The plant also might not be completed until 2015, four years after the 2011 deadline mandated under the Tri-Party Agreement, the cleanup pact signed by state and federal officials, according to the corps’ report.
The Energy Department has repeatedly refused to release the corps’ report or a new cost estimate or schedule for completing the project. The Times said a copy of the report was leaked to the newspaper.
The report confirms an estimate Congress announced earlier this year, which found the cost could rise as high as $10 billion.
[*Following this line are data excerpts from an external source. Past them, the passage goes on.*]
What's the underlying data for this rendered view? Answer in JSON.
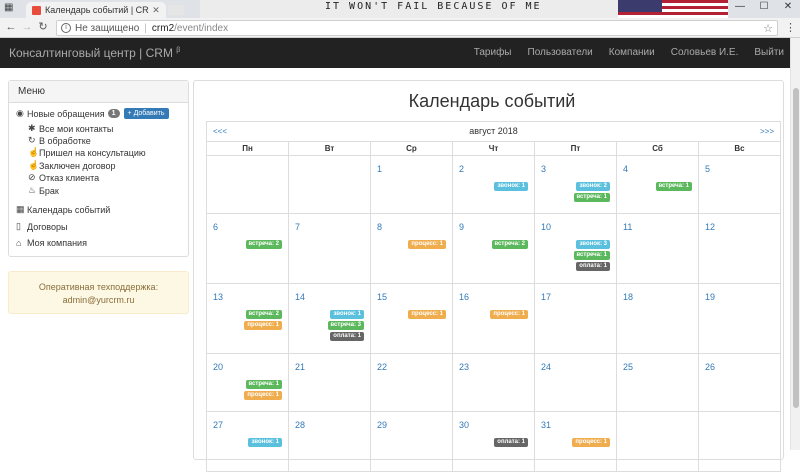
{
  "browser": {
    "tab_title": "Календарь событий | CR",
    "photo_text": "IT WON'T FAIL BECAUSE OF ME",
    "security_text": "Не защищено",
    "url_host": "crm2",
    "url_path": "/event/index"
  },
  "navbar": {
    "brand": "Консалтинговый центр | CRM",
    "brand_sup": "β",
    "links": [
      "Тарифы",
      "Пользователи",
      "Компании",
      "Соловьев И.Е.",
      "Выйти"
    ]
  },
  "sidebar": {
    "heading": "Меню",
    "new_requests": {
      "label": "Новые обращения",
      "count": "1",
      "add_label": "+ Добавить"
    },
    "sub_items": [
      {
        "icon": "asterisk-icon",
        "glyph": "✱",
        "label": "Все мои контакты"
      },
      {
        "icon": "refresh-icon",
        "glyph": "↻",
        "label": "В обработке"
      },
      {
        "icon": "thumbs-up-icon",
        "glyph": "☝",
        "label": "Пришел на консультацию"
      },
      {
        "icon": "thumbs-up-icon",
        "glyph": "☝",
        "label": "Заключен договор"
      },
      {
        "icon": "ban-icon",
        "glyph": "⊘",
        "label": "Отказ клиента"
      },
      {
        "icon": "fire-icon",
        "glyph": "♨",
        "label": "Брак"
      }
    ],
    "items": [
      {
        "icon": "calendar-icon",
        "glyph": "▦",
        "label": "Календарь событий"
      },
      {
        "icon": "file-icon",
        "glyph": "▯",
        "label": "Договоры"
      },
      {
        "icon": "home-icon",
        "glyph": "⌂",
        "label": "Моя компания"
      }
    ],
    "support": {
      "line1": "Оперативная техподдержка:",
      "line2": "admin@yurcrm.ru"
    }
  },
  "calendar": {
    "title": "Календарь событий",
    "prev": "<<<",
    "next": ">>>",
    "month": "август 2018",
    "weekdays": [
      "Пн",
      "Вт",
      "Ср",
      "Чт",
      "Пт",
      "Сб",
      "Вс"
    ],
    "colors": {
      "звонок": "#5bc0de",
      "встреча": "#5cb85c",
      "процесс": "#f0ad4e",
      "оплата": "#666666"
    },
    "weeks": [
      [
        {
          "day": ""
        },
        {
          "day": ""
        },
        {
          "day": "1"
        },
        {
          "day": "2",
          "events": [
            [
              "звонок",
              "звонок: 1"
            ]
          ]
        },
        {
          "day": "3",
          "events": [
            [
              "звонок",
              "звонок: 2"
            ],
            [
              "встреча",
              "встреча: 1"
            ]
          ]
        },
        {
          "day": "4",
          "events": [
            [
              "встреча",
              "встреча: 1"
            ]
          ]
        },
        {
          "day": "5"
        }
      ],
      [
        {
          "day": "6",
          "events": [
            [
              "встреча",
              "встреча: 2"
            ]
          ]
        },
        {
          "day": "7"
        },
        {
          "day": "8",
          "events": [
            [
              "процесс",
              "процесс: 1"
            ]
          ]
        },
        {
          "day": "9",
          "events": [
            [
              "встреча",
              "встреча: 2"
            ]
          ]
        },
        {
          "day": "10",
          "events": [
            [
              "звонок",
              "звонок: 3"
            ],
            [
              "встреча",
              "встреча: 1"
            ],
            [
              "оплата",
              "оплата: 1"
            ]
          ]
        },
        {
          "day": "11"
        },
        {
          "day": "12"
        }
      ],
      [
        {
          "day": "13",
          "events": [
            [
              "встреча",
              "встреча: 2"
            ],
            [
              "процесс",
              "процесс: 1"
            ]
          ]
        },
        {
          "day": "14",
          "events": [
            [
              "звонок",
              "звонок: 1"
            ],
            [
              "встреча",
              "встреча: 3"
            ],
            [
              "оплата",
              "оплата: 1"
            ]
          ]
        },
        {
          "day": "15",
          "events": [
            [
              "процесс",
              "процесс: 1"
            ]
          ]
        },
        {
          "day": "16",
          "events": [
            [
              "процесс",
              "процесс: 1"
            ]
          ]
        },
        {
          "day": "17"
        },
        {
          "day": "18"
        },
        {
          "day": "19"
        }
      ],
      [
        {
          "day": "20",
          "events": [
            [
              "встреча",
              "встреча: 1"
            ],
            [
              "процесс",
              "процесс: 1"
            ]
          ]
        },
        {
          "day": "21"
        },
        {
          "day": "22"
        },
        {
          "day": "23"
        },
        {
          "day": "24"
        },
        {
          "day": "25"
        },
        {
          "day": "26"
        }
      ],
      [
        {
          "day": "27",
          "events": [
            [
              "звонок",
              "звонок: 1"
            ]
          ]
        },
        {
          "day": "28"
        },
        {
          "day": "29"
        },
        {
          "day": "30",
          "events": [
            [
              "оплата",
              "оплата: 1"
            ]
          ]
        },
        {
          "day": "31",
          "events": [
            [
              "процесс",
              "процесс: 1"
            ]
          ]
        },
        {
          "day": ""
        },
        {
          "day": ""
        }
      ]
    ]
  }
}
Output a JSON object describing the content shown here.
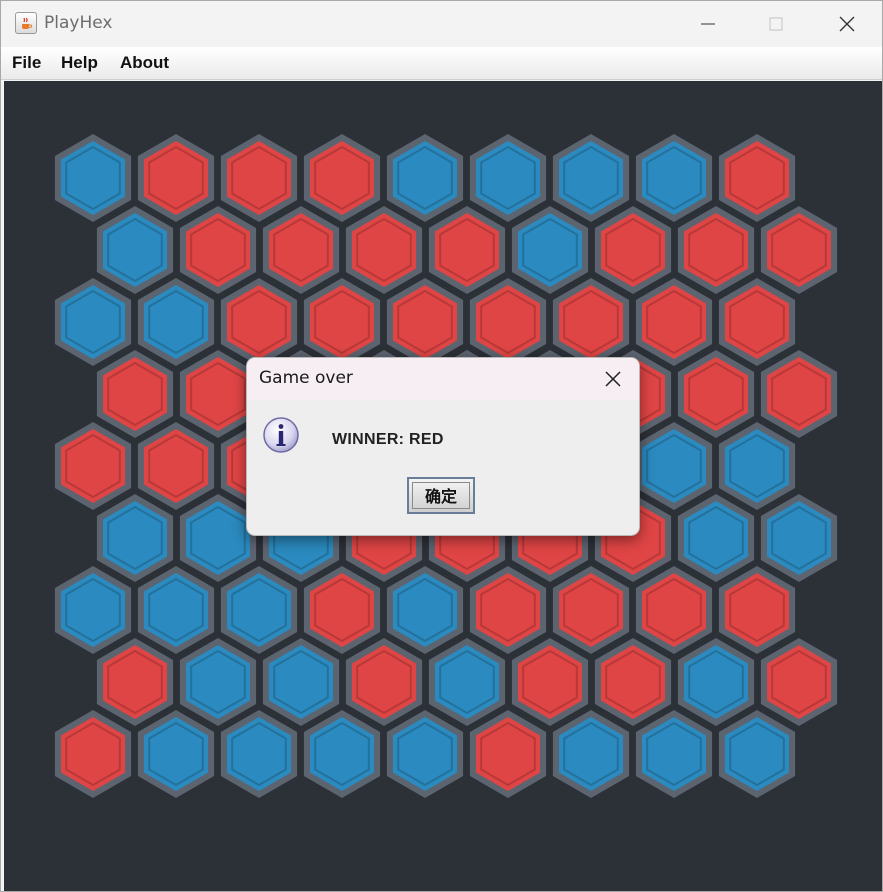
{
  "window": {
    "title": "PlayHex"
  },
  "menu": {
    "items": [
      "File",
      "Help",
      "About"
    ]
  },
  "board": {
    "size": 9,
    "colors": {
      "red": "#e04545",
      "blue": "#2b8abf",
      "border": "#5c6470",
      "background": "#2c3037"
    },
    "rows": [
      "BRRRBBBBR",
      "BRRRRBRRR",
      "BBRRRRRRR",
      "RRRRRRRRR",
      "RRRRRRBBB",
      "BBBRRRRBB",
      "BBBRBRRRR",
      "RBBRBRRBR",
      "RBBBBRBBB"
    ]
  },
  "dialog": {
    "title": "Game over",
    "icon": "info-icon",
    "message": "WINNER: RED",
    "ok_label": "确定"
  }
}
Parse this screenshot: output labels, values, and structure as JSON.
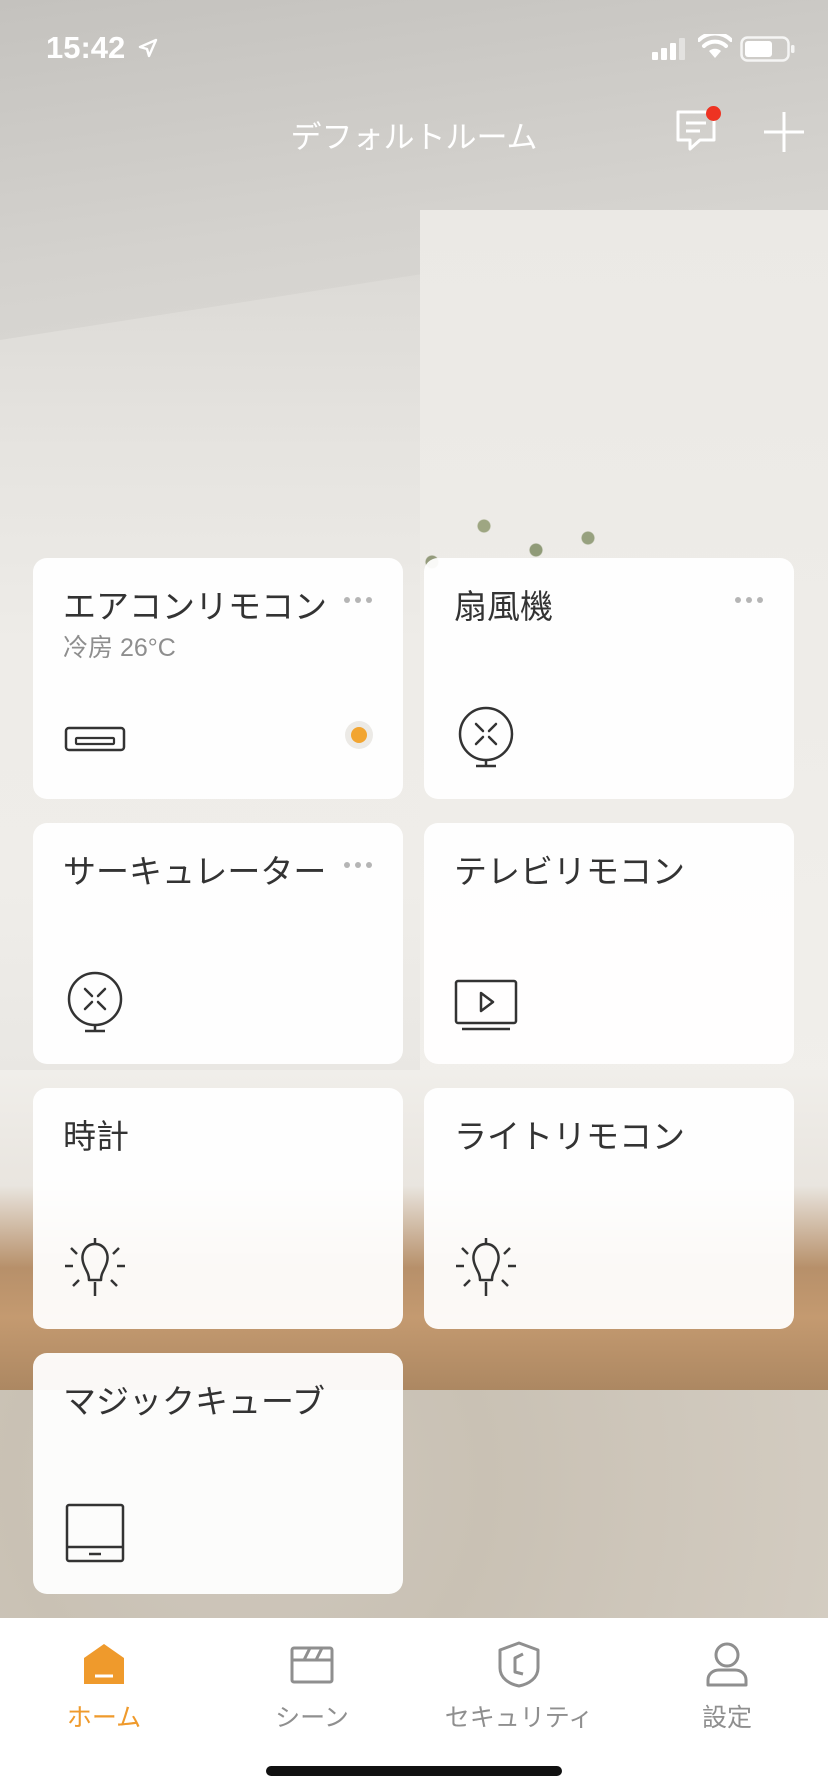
{
  "status_bar": {
    "time": "15:42",
    "icons": [
      "location-arrow-icon",
      "cellular-signal-icon",
      "wifi-icon",
      "battery-icon"
    ]
  },
  "nav": {
    "title": "デフォルトルーム",
    "message_icon": "message-icon",
    "add_icon": "plus-icon",
    "badge_color": "#ee3322"
  },
  "devices": [
    {
      "name": "エアコンリモコン",
      "status": "冷房 26°C",
      "icon": "air-conditioner-icon",
      "has_menu": true,
      "toggle_on": true
    },
    {
      "name": "扇風機",
      "status": "",
      "icon": "fan-icon",
      "has_menu": true,
      "toggle_on": false
    },
    {
      "name": "サーキュレーター",
      "status": "",
      "icon": "fan-icon",
      "has_menu": true,
      "toggle_on": false
    },
    {
      "name": "テレビリモコン",
      "status": "",
      "icon": "tv-icon",
      "has_menu": false,
      "toggle_on": false
    },
    {
      "name": "時計",
      "status": "",
      "icon": "light-bulb-icon",
      "has_menu": false,
      "toggle_on": false
    },
    {
      "name": "ライトリモコン",
      "status": "",
      "icon": "light-bulb-icon",
      "has_menu": false,
      "toggle_on": false
    },
    {
      "name": "マジックキューブ",
      "status": "",
      "icon": "cube-device-icon",
      "has_menu": false,
      "toggle_on": false
    }
  ],
  "tabs": [
    {
      "label": "ホーム",
      "icon": "home-icon",
      "active": true
    },
    {
      "label": "シーン",
      "icon": "scene-clapper-icon",
      "active": false
    },
    {
      "label": "セキュリティ",
      "icon": "security-shield-icon",
      "active": false
    },
    {
      "label": "設定",
      "icon": "user-profile-icon",
      "active": false
    }
  ],
  "colors": {
    "accent": "#ef9a2c",
    "toggle_on": "#f2a531",
    "card_text": "#333333",
    "tab_inactive": "#8f8f8f"
  }
}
The Energy Department notified state officials and members of Congress two months ago that the cost would rise by more than 25 percent and that the department likely would not meet the deadline.
State officials are considering whether they will need to go to court to enforce cleanup deadlines.
“We’re not interested in suing the federal government, we’re not interested in having a federal judge control the cleanup budget, but we don’t have a lot of other options,” said Jay Manning, director of the state Department of Ecology.
The Energy Department and Energy Secretary Samuel Bodman already are taking steps to address problems with the project, including some of those detailed in the report, department spokesman Mike Waldron said Wednesday.
“When the issues related to the waste treatment plant came to the secretary’s attention, he immediately began to personally review the project,” Waldron said. “And he has been engaged in formulating a path forward.”
The corps also cannot confirm the estimates of cost and schedule overruns, so the department did not want to release unproven information, Waldron said. “Our intention is not to add to any speculation but rather to make commitments that we can keep based on verifiable facts,” Waldron said.
But the chairman of a congressional committee that controls the Department of Energy’s budget said the report raises legitimate concerns.
“It ought to raise a lot more red flags than just from us,” U.S. Rep. Dave Hobson, R-Ohio, chairman of the House Appropriations Subcommittee on Energy and Water, told The Times.
“It ought to send real messages that either somebody doesn’t know what they’re doing, or somebody’s not watching the door. We’ve got to clean it up, but somebody has got to watch out for the taxpayer.”